Lo Stato indulgente
“Cresce l’illegalità: adeguare la normativa per contrastarla, o diminuirne, o eliminarne, la punibilità?”
In attuazione della legge 28\4\2014 n. 67 è in corso di emanazione il decreto legislativo che introduce l’art. 131 bis C.p., secondo cui verrebbe esclusa la punibilità dei reati per i quali è prevista la pena detentiva non superiore a 5 anni o quella pecuniaria solo o congiunta alla prima, ove il fatto sia di particolare tenuità: ciò qualora sia compatibile con le modalità della condotta (ad esempio, non con l’intensità del dolo), il danno sia esiguo, e l’autore del reato non ne abbia commesso altri, anche se di specie diversa.
Lo scopo di tale riforma sarebbe quello di sgravare il lavoro dei magistrati, in modo che possano dedicarsi al trattamento degli altri reati più gravi.
Ma, se ex art. 21 della Costituzione lo scrivente può manifestare liberamente il proprio pensiero, c’è da chiedersi: in che misura tale sgravio avverrebbe, dovendosi comunque nei casi in esame accertare prima la sussistenza in sé del reato e poi gli elementi di non punibilità, e ciò in ogni stato e grado del giudizio?
E non esiste una contraddizione per il fatto che non viene eliminato il reato, ma la sua punibilità, tant’è vero che è ammissibile il risarcimento del danno in sede civile?
Quindi, se il fatto non è punibile, anziché far conseguire l’insussistenza del reato la riforma condurrebbe contraddittoriamente ad un reato non punibile, analogamente a quello commesso da un infermo di mente?
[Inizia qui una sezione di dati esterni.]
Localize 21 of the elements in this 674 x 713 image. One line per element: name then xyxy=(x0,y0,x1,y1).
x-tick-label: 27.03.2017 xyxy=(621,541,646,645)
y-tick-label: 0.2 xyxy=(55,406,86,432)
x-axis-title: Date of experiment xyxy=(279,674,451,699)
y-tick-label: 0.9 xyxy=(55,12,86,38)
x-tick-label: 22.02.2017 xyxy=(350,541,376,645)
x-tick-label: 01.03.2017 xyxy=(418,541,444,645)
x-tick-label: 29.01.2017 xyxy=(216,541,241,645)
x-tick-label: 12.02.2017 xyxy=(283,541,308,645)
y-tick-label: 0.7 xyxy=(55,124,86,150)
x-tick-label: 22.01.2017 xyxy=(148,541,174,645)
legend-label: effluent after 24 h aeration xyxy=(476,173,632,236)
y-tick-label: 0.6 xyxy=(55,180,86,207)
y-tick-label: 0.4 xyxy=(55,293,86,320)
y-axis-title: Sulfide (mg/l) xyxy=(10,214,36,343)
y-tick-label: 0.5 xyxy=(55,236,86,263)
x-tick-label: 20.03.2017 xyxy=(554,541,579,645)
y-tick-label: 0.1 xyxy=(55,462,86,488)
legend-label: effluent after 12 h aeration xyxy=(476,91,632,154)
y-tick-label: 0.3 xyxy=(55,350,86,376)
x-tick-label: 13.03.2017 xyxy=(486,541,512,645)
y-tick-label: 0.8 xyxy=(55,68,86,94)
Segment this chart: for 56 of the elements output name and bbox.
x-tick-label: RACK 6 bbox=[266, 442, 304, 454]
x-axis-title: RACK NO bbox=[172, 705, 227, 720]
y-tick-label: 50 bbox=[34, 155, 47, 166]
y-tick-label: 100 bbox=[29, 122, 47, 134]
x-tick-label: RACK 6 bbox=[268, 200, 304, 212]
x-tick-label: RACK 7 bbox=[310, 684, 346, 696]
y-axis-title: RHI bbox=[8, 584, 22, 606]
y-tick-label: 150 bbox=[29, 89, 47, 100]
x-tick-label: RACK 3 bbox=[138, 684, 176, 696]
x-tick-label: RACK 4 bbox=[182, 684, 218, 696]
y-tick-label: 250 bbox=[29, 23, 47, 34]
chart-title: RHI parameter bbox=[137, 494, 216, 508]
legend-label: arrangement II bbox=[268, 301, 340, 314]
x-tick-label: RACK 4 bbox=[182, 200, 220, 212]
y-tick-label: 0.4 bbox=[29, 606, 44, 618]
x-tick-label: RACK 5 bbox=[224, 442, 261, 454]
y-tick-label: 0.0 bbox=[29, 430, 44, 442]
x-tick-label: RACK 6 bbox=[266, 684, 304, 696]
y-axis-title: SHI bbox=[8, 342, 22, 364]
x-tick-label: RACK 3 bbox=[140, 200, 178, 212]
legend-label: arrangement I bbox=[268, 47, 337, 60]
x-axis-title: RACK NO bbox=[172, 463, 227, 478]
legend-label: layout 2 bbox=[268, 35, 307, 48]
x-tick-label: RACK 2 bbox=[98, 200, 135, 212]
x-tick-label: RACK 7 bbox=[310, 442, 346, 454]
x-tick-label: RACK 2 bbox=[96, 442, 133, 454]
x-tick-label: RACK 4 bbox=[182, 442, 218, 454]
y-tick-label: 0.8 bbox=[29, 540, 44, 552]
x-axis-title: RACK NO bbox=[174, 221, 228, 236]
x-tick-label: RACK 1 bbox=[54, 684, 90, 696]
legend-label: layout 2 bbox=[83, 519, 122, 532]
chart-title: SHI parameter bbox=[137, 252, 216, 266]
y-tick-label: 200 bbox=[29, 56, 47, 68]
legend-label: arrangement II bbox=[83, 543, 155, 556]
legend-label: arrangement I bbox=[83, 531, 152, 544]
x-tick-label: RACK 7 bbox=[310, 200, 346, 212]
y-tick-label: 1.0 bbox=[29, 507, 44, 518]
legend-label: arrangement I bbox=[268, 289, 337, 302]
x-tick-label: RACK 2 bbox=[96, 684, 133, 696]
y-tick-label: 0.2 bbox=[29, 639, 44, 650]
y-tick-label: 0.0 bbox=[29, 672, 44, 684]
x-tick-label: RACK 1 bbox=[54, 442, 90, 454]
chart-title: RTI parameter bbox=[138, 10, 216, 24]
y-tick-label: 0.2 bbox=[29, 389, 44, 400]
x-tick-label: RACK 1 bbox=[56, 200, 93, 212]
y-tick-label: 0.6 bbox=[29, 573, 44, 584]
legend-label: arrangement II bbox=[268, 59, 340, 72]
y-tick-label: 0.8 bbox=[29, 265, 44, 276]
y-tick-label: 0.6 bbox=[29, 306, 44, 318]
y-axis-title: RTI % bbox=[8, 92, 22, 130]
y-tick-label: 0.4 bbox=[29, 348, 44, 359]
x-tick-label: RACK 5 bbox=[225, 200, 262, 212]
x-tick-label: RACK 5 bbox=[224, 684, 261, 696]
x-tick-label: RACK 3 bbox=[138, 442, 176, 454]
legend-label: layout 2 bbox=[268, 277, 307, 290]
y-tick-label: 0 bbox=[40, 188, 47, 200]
Non è quindi, in concreto, una sorta d’indulto generalizzato e perpetuo?
“Reati non punibili”
Ed è inoltre significativo che, se i fatti costituirebbero reati non punibili per la tenuità dell’offesa, quest’aspetto non integrerebbe per i reati contro il patrimonio o per motivi di lucro proprio l’attenuante della speciale tenuità di cui all’art. 62 n. 4 C.p.. che ora, unitamente alle modalità non ostative ed all’assenza di precedenti, verrebbe trasformata in causa di non punibilità?
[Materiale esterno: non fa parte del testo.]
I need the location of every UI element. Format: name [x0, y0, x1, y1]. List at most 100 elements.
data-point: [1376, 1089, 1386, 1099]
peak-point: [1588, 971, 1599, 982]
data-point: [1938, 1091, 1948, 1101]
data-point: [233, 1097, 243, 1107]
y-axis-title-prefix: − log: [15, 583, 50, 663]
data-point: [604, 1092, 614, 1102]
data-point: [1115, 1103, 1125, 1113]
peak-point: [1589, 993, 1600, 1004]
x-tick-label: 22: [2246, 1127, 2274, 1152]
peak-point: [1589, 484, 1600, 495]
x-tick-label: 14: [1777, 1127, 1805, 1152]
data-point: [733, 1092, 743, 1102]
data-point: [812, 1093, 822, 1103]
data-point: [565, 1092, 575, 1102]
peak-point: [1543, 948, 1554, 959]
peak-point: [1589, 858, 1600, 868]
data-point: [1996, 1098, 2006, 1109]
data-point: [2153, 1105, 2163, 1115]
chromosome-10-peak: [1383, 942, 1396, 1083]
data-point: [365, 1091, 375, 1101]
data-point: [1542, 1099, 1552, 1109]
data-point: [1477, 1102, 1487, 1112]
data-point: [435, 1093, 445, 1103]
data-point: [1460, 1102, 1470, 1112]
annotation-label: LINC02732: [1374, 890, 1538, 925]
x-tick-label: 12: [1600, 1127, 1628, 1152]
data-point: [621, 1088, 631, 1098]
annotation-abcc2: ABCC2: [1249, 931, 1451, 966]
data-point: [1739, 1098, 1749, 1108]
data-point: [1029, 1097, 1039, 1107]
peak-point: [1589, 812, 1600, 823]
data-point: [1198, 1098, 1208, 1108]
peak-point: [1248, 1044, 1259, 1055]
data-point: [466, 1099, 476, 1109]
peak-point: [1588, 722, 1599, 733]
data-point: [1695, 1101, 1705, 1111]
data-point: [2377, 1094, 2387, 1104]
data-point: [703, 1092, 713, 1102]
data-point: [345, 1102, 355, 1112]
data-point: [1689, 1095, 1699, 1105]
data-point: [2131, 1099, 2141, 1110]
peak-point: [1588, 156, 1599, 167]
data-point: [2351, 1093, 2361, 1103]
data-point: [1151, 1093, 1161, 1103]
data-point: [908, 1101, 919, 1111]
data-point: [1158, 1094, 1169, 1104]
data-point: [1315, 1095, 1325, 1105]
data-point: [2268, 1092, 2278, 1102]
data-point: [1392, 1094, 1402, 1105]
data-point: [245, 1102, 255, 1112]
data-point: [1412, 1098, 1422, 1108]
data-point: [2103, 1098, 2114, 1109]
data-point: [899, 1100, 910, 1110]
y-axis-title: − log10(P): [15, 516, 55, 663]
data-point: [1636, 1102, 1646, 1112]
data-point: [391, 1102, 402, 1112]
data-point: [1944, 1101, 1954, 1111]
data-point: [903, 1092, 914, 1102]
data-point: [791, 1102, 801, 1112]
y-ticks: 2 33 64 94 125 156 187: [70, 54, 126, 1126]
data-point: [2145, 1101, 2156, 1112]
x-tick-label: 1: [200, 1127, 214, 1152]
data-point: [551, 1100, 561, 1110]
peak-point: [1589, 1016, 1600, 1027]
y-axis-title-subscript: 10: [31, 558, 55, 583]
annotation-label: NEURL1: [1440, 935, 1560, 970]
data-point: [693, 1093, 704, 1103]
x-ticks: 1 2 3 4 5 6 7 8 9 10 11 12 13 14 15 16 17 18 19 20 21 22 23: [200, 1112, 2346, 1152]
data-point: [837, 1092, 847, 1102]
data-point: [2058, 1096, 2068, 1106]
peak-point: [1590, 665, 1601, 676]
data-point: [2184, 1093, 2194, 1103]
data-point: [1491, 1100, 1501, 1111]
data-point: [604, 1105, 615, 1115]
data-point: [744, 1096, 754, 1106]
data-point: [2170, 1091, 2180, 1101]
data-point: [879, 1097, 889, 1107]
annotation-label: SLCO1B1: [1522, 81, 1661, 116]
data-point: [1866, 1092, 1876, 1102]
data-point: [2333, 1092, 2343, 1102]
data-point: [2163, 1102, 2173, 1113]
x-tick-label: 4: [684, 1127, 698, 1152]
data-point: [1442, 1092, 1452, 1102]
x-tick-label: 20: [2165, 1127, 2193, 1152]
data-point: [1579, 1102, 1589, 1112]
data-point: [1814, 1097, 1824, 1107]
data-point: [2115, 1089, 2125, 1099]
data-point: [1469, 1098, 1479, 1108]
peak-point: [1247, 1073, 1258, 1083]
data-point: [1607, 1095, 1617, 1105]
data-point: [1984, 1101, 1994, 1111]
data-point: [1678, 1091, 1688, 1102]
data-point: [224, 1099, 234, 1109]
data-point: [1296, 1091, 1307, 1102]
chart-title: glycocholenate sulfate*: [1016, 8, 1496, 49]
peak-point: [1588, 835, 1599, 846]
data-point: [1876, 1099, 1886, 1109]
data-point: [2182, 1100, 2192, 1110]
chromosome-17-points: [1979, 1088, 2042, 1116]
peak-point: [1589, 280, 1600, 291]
A parte tutto ciò. potrebbe non condividersi tale innovazione in quanto, nel contesto di un progressivo dilagare dell’illegalità, anziché adeguare gli organici della magistratura alle esigenze di giustizia, realizzare nuovi istituti penitenziari per ovviare al sovraffollamento delle carceri, ed aumentare le pene per i reati più frequenti o più gravi, si riducono tali esigenze per sopperire all’insufficienza degli organici e delle carceri, il che comporterebbe una sempre maggiore decadenza della legalità.
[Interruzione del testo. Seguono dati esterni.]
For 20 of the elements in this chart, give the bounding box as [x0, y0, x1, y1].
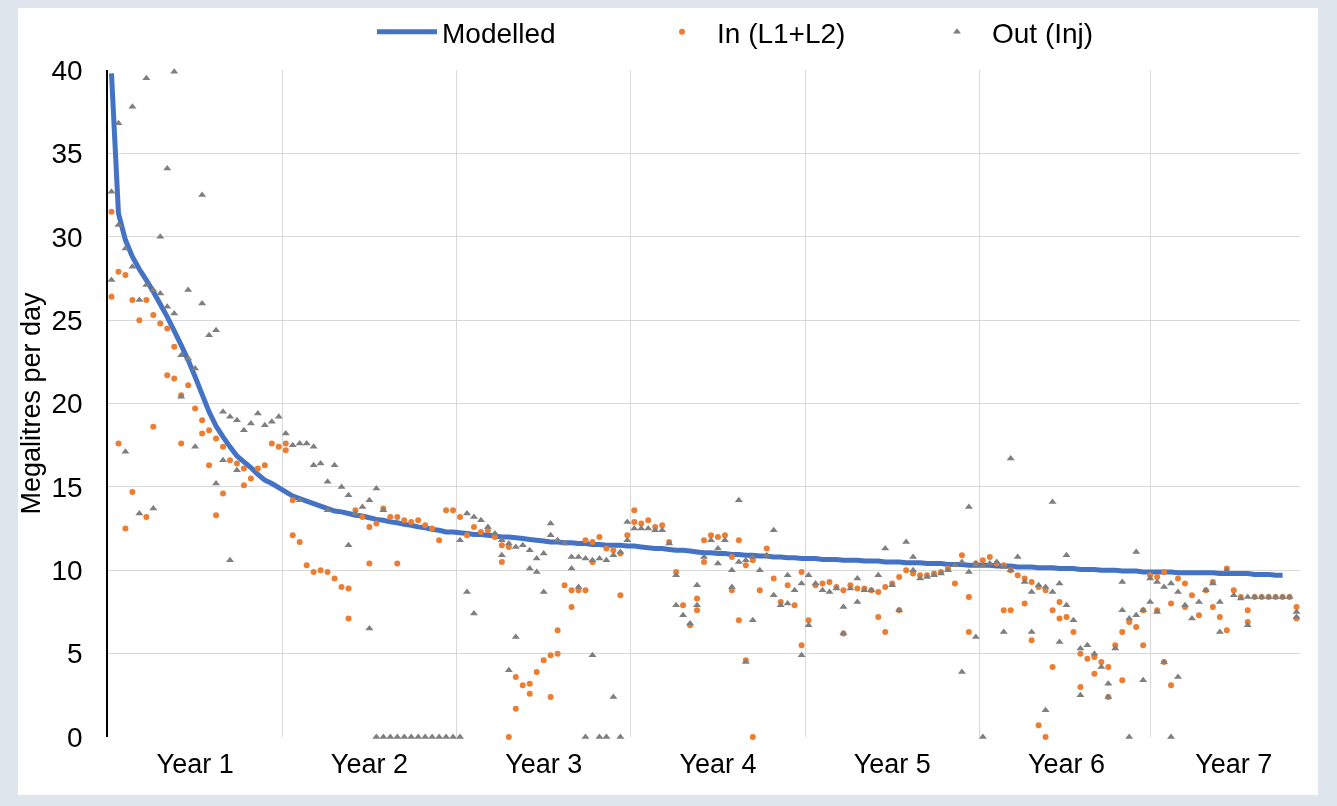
legend-label: In (L1+L2)	[717, 17, 846, 49]
y-tick-label: 30	[51, 221, 83, 253]
y-tick-label: 20	[51, 388, 83, 420]
x-tick-label: Year 5	[853, 749, 931, 779]
y-tick-label: 10	[51, 555, 83, 587]
x-tick-label: Year 6	[1027, 749, 1106, 779]
x-tick-label: Year 4	[679, 749, 757, 779]
legend-label: Modelled	[442, 17, 556, 49]
y-tick-label: 5	[67, 638, 83, 670]
x-tick-label: Year 2	[330, 749, 408, 779]
y-tick-label: 35	[51, 138, 83, 170]
y-tick-label: 0	[67, 721, 83, 753]
y-tick-label: 25	[51, 304, 83, 336]
x-tick-label: Year 3	[505, 749, 583, 779]
x-tick-label: Year 1	[156, 749, 234, 779]
x-tick-label: Year 7	[1195, 749, 1273, 779]
y-tick-label: 40	[51, 54, 83, 86]
y-axis-title: Megalitres per day	[16, 291, 47, 515]
y-tick-label: 15	[51, 471, 83, 503]
legend-label: Out (Inj)	[992, 17, 1094, 49]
Il provvedimento in esame si aggiunge quindi alle periodiche emanazioni di amnistie ed indulti, alla riduzione delle pene per il rito abbreviato ed il patteggiamento, nonché, da ultimo, persino per il voto di scambio politico-mafioso (pena ridotta da 7-12 anni a 4-10 anni), pur essendo stato riscoperto solo nel Dicembre 2013, cioè dopo oltre 20 anni dall’introduzione dell’art. 416 ter C.p., che la mafia assicura voti non solo in cambio di denaro, ma anche di qualsiasi altra utilità.
E va aggiunto che la legge 2014\67 prevede addirittura la detenzione domiciliare per tutti i reati puniti con l’arresto, o, fino a 3 anni, con la reclusione., nonché la depenalizzazione di una serie di reati puniti con la sola pena pecuniaria. Inoltre, si sta programmando la depenalizzazione di alcuni reati tributari.
“O forse si tratta di poesia?”
Quindi, laddove in uno Stato definito di Diritto dovrebbe essere assicurata la legalità adeguando la normativa per contrastare più efficacemente il sempre crescente dilagare dell’illegalità, avviene invece una eliminazione o diminuendone della punibilità: dove andremo a finire? E che incidenza avranno tali riforme sul crescente fenomeno dell’astensionismo da parte degli elettori delusi? Oppure forse chi scrive vaneggia nella Poesia del Diritto?